Ces deux dernières pièces sont très intéressantes car propres à l'atelier d'Arles. Elles sont également assez rares car seulement 28 exemplaires sont répertoriés (14 de chaque) avec différentes variantes (3 variantes de buste pour la légende VTILITAS PVBLICA et 4 pour PROVIDENTIAE AVGG). Elles illustrent d'une manière significative le départ de la Monnaie d'Ostie (le navire quittant Ostie, représentée ici par Rome personnifiée avec à son bord la Monnaie tenant une corne d'abondance), puis son arrivée à Arles (le navire débarquant dans la nouvelle ville, également personnifiée, avec la Monnaie qui remet la corne d'abondance). Ceci est symbolique car la corne d'abondance apporte une nouvelle richesse à la Cité. Il semble aussi que la pièce VTILITAS PVBLICA entende affirmer l'utilité (ou l'intérêt) public de ce changement [3]. La balance tenue par la Monnaie pourrait aussi symboliser le rééquilibrage des ateliers monétaires voulu par Constantin, car elle n’apparaît plus sur la monnaie à la « Providence ».
À l’avers de ces pièces, Licinius est toujours figuré d’une manière simple, à savoir avec un buste lauré, portant la cuirasse et le paludamentum. En revanche, le portrait de Constantin présente de nombreuses et rares variantes. Il révèle ainsi une image d’homme politique, notamment lorsqu’il porte la trabea (robe consulaire) et les insignes du pouvoir (sceptre aétophore et globe nicéphore) mais aussi une image de soldat, défenseur de l’Empire, avec les attributs du guerrier (cuirasse, lance sur l’épaule, bouclier).

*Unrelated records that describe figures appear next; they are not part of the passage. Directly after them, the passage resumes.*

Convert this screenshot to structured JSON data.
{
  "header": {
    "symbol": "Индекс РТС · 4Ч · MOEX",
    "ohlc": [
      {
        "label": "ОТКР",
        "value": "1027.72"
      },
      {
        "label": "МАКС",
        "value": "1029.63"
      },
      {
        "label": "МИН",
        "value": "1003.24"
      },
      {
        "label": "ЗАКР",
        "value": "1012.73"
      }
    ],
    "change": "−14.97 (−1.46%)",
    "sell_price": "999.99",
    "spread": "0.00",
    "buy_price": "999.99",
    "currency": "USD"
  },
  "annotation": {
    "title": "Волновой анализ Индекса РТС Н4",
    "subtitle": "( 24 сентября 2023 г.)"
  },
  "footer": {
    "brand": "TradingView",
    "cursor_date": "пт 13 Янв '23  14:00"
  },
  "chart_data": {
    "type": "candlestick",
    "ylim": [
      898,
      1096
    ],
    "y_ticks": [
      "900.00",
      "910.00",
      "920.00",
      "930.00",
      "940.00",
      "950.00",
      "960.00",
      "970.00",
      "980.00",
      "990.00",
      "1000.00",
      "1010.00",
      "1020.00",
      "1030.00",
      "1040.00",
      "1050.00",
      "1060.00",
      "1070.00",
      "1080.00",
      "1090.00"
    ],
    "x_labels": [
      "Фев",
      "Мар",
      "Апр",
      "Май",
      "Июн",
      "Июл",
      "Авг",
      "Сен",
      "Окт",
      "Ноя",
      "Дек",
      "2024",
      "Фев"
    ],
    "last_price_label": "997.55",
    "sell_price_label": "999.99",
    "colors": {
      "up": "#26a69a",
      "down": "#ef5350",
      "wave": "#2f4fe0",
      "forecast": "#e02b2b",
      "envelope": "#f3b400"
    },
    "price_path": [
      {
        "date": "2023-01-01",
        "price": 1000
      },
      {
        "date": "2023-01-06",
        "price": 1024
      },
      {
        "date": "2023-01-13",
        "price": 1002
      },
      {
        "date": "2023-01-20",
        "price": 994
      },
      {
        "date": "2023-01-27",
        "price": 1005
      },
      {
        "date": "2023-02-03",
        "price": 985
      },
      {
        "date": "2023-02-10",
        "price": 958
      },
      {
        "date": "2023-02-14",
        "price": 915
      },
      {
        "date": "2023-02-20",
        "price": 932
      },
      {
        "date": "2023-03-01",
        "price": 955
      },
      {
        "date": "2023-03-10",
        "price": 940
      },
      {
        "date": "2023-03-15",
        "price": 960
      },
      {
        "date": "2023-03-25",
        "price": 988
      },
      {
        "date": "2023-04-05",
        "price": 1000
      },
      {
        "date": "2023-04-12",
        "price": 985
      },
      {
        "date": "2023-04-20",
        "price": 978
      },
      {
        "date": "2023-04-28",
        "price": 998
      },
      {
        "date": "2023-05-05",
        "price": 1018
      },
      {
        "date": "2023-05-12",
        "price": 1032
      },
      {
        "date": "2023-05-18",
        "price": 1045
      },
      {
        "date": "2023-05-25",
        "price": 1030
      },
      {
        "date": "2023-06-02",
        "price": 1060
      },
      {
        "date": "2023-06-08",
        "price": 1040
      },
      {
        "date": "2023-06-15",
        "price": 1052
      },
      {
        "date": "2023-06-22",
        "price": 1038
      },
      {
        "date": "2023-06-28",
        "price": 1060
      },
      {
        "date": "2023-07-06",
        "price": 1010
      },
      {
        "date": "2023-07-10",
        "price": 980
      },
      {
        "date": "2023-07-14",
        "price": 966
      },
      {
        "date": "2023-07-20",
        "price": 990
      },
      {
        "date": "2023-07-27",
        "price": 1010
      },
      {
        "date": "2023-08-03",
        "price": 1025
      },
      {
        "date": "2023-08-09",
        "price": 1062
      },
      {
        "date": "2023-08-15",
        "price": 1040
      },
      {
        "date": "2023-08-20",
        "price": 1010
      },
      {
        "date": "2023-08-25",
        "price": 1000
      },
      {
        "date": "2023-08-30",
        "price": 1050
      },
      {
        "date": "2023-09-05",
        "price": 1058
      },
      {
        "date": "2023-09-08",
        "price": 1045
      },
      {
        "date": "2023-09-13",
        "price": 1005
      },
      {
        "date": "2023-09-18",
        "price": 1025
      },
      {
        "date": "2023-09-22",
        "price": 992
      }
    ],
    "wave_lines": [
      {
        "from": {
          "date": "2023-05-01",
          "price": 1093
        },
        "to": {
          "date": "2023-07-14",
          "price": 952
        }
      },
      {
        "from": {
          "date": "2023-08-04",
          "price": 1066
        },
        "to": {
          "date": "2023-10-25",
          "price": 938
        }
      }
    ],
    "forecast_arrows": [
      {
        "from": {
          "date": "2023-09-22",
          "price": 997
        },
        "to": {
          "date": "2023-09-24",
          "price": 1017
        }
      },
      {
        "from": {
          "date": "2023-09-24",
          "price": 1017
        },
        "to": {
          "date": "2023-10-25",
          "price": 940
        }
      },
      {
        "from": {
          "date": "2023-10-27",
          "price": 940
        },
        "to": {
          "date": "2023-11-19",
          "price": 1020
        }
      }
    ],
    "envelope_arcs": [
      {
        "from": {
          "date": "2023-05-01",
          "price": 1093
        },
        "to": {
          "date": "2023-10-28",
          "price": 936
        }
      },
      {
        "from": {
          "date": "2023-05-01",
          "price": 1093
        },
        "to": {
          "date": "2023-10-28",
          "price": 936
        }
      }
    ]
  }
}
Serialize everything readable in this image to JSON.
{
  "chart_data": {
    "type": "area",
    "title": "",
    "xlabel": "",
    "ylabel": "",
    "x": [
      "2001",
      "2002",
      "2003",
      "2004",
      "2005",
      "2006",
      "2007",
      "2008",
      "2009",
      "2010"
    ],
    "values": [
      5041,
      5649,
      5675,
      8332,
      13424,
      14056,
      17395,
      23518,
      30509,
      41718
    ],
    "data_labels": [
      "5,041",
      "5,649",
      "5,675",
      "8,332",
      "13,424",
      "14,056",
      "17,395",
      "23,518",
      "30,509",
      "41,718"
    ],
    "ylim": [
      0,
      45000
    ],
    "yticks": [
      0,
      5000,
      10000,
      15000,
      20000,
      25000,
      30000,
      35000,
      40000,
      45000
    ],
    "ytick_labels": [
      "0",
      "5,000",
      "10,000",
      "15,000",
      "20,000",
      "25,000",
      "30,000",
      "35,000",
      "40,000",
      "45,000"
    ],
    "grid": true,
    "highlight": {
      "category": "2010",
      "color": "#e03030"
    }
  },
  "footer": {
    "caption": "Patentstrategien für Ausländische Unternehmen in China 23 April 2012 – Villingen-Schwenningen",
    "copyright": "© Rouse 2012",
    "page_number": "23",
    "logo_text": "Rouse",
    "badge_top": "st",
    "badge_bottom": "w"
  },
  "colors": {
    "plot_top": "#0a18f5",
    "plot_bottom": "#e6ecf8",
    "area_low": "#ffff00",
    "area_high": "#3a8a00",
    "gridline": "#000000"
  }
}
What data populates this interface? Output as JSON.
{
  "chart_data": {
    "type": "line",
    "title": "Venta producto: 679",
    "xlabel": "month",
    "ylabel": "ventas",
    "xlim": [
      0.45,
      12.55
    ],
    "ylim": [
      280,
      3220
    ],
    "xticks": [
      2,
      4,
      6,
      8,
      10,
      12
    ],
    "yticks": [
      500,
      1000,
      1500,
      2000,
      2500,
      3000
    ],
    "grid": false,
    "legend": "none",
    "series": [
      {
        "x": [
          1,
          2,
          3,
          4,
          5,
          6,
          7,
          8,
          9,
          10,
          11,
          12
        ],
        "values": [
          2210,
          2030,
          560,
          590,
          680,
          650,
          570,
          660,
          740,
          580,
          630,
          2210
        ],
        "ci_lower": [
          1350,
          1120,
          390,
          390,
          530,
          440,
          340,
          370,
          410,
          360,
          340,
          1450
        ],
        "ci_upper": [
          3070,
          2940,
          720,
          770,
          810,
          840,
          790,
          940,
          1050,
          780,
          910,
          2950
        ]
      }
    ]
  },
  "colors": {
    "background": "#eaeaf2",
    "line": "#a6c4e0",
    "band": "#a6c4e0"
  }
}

Cette différence, dans la représentation de l’image impériale des deux adversaires, pourrait évoquer la supériorité que Constantin tente d’établir face à son beau-frère, grâce à ses ateliers monétaires. D’ailleurs, cette différence se généralise pour d’autres types monétaires. Pour en terminer avec ces deux pièces importantes pour l’atelier monétaire d’Arles, elles viennent confirmer que le transfert du matériel et des hommes s’est fait par la mer, parcours alors plus sûr que la voie terrestre.
Bibliographie :
BRUUN (P.) - The Roman Imperial Coinage, Volume VII, Constantine and Licinius, A.D. 313-337, Londres, 1966.
FERRANDO (Ph.) - Les monnaies d'Arles, de Constantin le Grand à Romulus Augustule, 313-476, Arles, 1997.
FERRANDO (Ph.) - L'atelier monétaire d'Arles, de Constantin le Grand à Romulus Augustule, 313-476, Arles, 2010.
LAFFRANCHI (L.) - La translation de la monnaie d'Ostie à Arles dans la typologie numismatique Constantinienne.
MAURICE (J.) - Numismatique Constantinienne, Vol II, p. 139-195, Paris, 1911.
Fig. 2 : Les différents bustes de Constantin I (cinq types différents) et de Licinius I (un type) (diam. X 2).